A typical coupon bond is composed of two types of payments: The two formulas can be combined to determine the present value of the bond. An important note is that the interest rate i is the interest rate for the relevant period. For an annuity that makes one payment per year, i will be the annual interest rate.
For an income or payment stream with a different payment schedule, the interest rate must be converted into the relevant periodic interest rate. For example, a monthly rate for a mortgage with monthly payments requires that the interest rate be divided by 12 see the example below.
Payback Period & Discounted Payback Period | Formula | Example
See compound interest for details on converting between different periodic interest rates. Since the timing of cash flows does not match with a period of profit, normally firms are more interested in cash flows.
- Time value of money
- Discounting and Compounding
This is because all sales and purchases and sales are not on a cash basis. Further depreciation is a noncash item and profit is calculated after considering depreciation.
Calculating Payback cash flows Various factors to keep in mind while arriving cash flows: Since depreciation 1s a noncash item it does not affect the cash flow.
However, the tax benefit from depreciation from depreciation affects cash flow. Opportunity cost is the income that would have been earned or cost that would have been incurred had the activity is done.
Sunk cost is the cost that is already spent and hence irrelevant for decision making. Every project requires working capital to run the project.
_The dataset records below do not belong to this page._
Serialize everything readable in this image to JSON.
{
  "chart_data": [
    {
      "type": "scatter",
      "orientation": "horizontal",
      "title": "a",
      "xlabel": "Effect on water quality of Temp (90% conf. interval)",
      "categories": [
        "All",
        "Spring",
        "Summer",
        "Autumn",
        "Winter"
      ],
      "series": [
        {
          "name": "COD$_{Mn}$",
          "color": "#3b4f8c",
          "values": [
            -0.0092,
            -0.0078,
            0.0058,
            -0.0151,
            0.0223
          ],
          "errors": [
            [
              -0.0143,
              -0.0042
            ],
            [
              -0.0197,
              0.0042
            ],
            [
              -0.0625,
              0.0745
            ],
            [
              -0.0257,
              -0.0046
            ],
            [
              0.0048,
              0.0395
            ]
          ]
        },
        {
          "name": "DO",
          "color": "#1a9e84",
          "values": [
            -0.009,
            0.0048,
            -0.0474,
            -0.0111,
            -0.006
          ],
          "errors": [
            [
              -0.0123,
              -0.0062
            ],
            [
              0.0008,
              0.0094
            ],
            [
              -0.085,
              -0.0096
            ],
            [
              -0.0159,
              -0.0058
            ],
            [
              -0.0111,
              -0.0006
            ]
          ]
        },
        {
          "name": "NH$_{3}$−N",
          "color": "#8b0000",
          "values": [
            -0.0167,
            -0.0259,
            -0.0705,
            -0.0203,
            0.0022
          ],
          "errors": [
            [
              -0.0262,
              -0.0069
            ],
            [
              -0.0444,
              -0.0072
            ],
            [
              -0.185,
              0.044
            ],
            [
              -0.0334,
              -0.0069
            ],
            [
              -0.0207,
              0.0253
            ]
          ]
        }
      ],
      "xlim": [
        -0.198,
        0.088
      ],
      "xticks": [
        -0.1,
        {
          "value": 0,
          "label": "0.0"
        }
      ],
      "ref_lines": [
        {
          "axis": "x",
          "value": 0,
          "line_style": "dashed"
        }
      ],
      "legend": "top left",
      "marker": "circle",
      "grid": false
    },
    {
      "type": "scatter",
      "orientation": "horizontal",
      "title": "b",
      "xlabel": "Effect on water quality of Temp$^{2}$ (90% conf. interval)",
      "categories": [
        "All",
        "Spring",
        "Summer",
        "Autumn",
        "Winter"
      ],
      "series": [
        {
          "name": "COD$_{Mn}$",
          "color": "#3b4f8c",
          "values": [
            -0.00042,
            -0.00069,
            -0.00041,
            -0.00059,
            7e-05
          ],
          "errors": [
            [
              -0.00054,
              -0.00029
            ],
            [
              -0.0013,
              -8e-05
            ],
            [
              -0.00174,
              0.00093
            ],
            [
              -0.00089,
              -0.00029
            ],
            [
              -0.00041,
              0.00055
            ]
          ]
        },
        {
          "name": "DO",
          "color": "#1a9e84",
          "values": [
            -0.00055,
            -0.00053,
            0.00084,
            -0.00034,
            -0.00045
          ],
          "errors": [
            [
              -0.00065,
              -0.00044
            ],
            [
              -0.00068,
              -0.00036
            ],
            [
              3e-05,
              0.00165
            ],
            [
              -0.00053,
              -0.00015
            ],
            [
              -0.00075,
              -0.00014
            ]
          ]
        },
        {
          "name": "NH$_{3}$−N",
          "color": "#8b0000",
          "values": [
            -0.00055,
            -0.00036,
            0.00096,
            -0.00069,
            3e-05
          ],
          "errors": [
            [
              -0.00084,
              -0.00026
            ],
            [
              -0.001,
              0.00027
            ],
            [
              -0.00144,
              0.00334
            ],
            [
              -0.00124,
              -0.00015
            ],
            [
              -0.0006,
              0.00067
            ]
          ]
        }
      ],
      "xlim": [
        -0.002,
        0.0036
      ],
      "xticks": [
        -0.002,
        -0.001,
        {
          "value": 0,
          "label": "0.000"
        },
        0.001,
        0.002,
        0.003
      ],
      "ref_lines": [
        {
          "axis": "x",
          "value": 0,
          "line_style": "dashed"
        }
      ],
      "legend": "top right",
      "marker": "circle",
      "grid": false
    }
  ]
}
Discounting and Compounding | EME Geo-Resources Evaluation and Investment Analysis
Therefore while calculating cash flows, the initial working capital requirement should be treated as cash outflows and at the end of the project, its release should be treated as a cash inflow. In case additional working capital is required during the life of a project, then the additional working capital required is treated as cash outflow at that period of time.
Some overheads are allocated based on machine hours, labor hours etc, They may be allocated to the new project as well.